The deer went nocturnal before Christmas. The ducks and geese got hip to the permanent blind and decoys around the same time. You’ve barely smelt any powder in two months. Your predatory instincts have numbed and crave stimulation.

Well, March is here, and it’s finally time to start hunting! Time to finally burn some powder. To get our shootin’ jollies. Then to lavish the serving tables at our wild game parties with some serious “slap-yo-mama!” vittles.

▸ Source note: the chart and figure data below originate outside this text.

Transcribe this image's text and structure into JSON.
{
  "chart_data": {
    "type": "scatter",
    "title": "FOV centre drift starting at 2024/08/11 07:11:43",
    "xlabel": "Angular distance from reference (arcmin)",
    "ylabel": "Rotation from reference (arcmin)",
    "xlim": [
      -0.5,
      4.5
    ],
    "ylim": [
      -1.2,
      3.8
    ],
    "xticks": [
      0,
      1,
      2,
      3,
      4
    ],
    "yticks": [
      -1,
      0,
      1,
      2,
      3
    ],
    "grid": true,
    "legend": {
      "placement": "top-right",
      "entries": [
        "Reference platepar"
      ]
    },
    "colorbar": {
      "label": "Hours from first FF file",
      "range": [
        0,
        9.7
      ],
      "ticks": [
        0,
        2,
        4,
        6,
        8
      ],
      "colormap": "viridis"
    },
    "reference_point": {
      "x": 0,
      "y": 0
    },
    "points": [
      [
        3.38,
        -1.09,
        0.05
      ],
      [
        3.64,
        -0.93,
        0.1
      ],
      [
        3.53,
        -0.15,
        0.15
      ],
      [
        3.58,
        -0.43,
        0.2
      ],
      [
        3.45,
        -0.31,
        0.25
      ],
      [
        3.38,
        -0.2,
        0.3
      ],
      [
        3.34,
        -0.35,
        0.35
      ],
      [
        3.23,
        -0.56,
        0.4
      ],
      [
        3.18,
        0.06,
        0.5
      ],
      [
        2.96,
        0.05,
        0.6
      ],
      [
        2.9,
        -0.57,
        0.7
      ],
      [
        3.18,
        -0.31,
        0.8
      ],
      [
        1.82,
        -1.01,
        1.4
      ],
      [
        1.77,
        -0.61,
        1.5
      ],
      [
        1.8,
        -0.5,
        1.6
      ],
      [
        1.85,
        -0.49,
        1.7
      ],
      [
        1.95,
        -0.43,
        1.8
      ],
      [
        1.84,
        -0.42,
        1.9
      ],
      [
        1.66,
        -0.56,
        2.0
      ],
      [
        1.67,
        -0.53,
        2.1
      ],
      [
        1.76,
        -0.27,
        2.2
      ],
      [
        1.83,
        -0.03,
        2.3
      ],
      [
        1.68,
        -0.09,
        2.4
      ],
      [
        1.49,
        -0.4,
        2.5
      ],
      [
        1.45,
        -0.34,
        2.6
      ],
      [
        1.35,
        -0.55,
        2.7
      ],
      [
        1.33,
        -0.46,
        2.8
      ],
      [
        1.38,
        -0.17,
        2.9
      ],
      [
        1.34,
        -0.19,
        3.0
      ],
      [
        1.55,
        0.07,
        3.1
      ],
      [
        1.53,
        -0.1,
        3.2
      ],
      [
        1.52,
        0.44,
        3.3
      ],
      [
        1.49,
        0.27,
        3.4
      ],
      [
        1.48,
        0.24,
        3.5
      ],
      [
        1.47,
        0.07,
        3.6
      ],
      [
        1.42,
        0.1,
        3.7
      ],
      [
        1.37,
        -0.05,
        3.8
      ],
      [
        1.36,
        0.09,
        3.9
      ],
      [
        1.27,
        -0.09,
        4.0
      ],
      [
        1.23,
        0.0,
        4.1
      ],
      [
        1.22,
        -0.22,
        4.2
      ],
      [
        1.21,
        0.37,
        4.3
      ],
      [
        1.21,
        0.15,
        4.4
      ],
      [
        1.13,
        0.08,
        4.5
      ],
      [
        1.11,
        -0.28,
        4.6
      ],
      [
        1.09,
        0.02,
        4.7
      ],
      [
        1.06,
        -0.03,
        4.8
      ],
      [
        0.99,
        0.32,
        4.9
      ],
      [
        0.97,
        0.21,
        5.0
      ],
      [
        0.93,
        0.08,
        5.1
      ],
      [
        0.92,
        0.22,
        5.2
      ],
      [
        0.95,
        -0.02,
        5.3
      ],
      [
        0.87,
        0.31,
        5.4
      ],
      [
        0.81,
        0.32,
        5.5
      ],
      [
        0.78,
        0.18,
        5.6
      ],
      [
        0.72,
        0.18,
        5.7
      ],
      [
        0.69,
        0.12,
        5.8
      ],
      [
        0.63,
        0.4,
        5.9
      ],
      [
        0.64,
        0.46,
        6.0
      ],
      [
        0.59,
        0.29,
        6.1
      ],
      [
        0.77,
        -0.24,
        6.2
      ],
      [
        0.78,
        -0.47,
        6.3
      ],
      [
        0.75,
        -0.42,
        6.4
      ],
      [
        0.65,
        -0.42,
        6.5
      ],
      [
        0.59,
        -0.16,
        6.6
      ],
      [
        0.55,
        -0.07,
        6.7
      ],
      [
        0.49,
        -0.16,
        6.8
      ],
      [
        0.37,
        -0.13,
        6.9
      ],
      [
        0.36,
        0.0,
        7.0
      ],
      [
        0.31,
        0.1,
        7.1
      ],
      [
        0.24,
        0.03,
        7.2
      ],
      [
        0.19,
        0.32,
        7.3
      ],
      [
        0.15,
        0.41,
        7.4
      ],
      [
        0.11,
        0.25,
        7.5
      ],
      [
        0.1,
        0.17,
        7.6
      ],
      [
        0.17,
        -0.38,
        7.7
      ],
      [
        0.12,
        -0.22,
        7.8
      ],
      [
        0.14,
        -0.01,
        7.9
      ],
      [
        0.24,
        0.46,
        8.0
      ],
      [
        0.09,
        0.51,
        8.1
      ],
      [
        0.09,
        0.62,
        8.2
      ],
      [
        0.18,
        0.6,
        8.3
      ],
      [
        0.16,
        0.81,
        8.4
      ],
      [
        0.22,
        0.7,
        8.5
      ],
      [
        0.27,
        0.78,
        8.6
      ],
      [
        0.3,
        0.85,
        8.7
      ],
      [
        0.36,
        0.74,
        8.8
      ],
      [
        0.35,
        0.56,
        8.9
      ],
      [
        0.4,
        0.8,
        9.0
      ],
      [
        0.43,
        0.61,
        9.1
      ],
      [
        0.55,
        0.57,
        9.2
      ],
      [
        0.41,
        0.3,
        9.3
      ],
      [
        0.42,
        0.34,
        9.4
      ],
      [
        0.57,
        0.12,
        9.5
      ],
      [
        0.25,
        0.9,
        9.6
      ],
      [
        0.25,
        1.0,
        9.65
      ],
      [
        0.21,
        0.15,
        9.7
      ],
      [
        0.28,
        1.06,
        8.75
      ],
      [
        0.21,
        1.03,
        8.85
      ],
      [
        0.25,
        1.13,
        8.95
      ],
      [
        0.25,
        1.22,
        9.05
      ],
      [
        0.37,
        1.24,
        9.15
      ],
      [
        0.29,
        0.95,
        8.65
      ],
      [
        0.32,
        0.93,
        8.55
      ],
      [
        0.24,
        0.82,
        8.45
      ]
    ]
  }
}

In fact, Louisiana is hardly the only place in North America inhabited by nutria. A study in 1974 by the University of Nebraska revealed that nutria breeding populations existed in 20 U.S. states and three Canadian provinces. Between 1930 and 1950, Oregon had 600 nutria farms! In 1955 a pair of “purebred” nutria were sold at auction to an Oregon fur farmer for $1,550!

They got out there too. And a decade later, strychnine was the solution recommended by Oregon wildlife officials to remedy the state’s nutria infestation and its resultant crop and timber damage.

It’s interesting that McIllhenney imported his nutrias to Avery Island because the beasts were in danger of extinction in South America early in this century. Seems that old Ed was an environmentalist before environmentalism was cool.

Europe (Germany in particular) had a hearty appetite for nutria hides and meat back then. Seventy years ago, nutria farms were touted by hucksters as a sure-thing, get-rich project. Nutria farms sprouted from California to New Jersey. In fact, Mc Illhenney’s original nutrias actually came from a New Jersey farm, not Argentina.

But nutrias hate cages. They hate domestication. They’ve escaped from cages all over the world, but only in Louisiana did the creatures take major hold and proliferate … and proliferate.

And why not? Here was a place practically identical to their homeland. The climate was equally horrendous. The roads just as potholed. They opened a phone book and saw names like Romero and Segura, Nunez and Humberto. They opened the paper and read of a Caudillo named “Kingfish” who inflamed crowds from a balcony, built great monuments, kept a private army then died in a hail of gunfire “with his boots on,” as the saying went in the old country.

The nutrias grew positively misty eyed with memories of home. There was a carnival season. Many people went home for a siesta.

“Home!” it wailed. “Home at last!” and it settled down to the important business of eating and mating.

Seems to me a creature whose main concerns in life are eating and mating found the perfect home in Louisiana.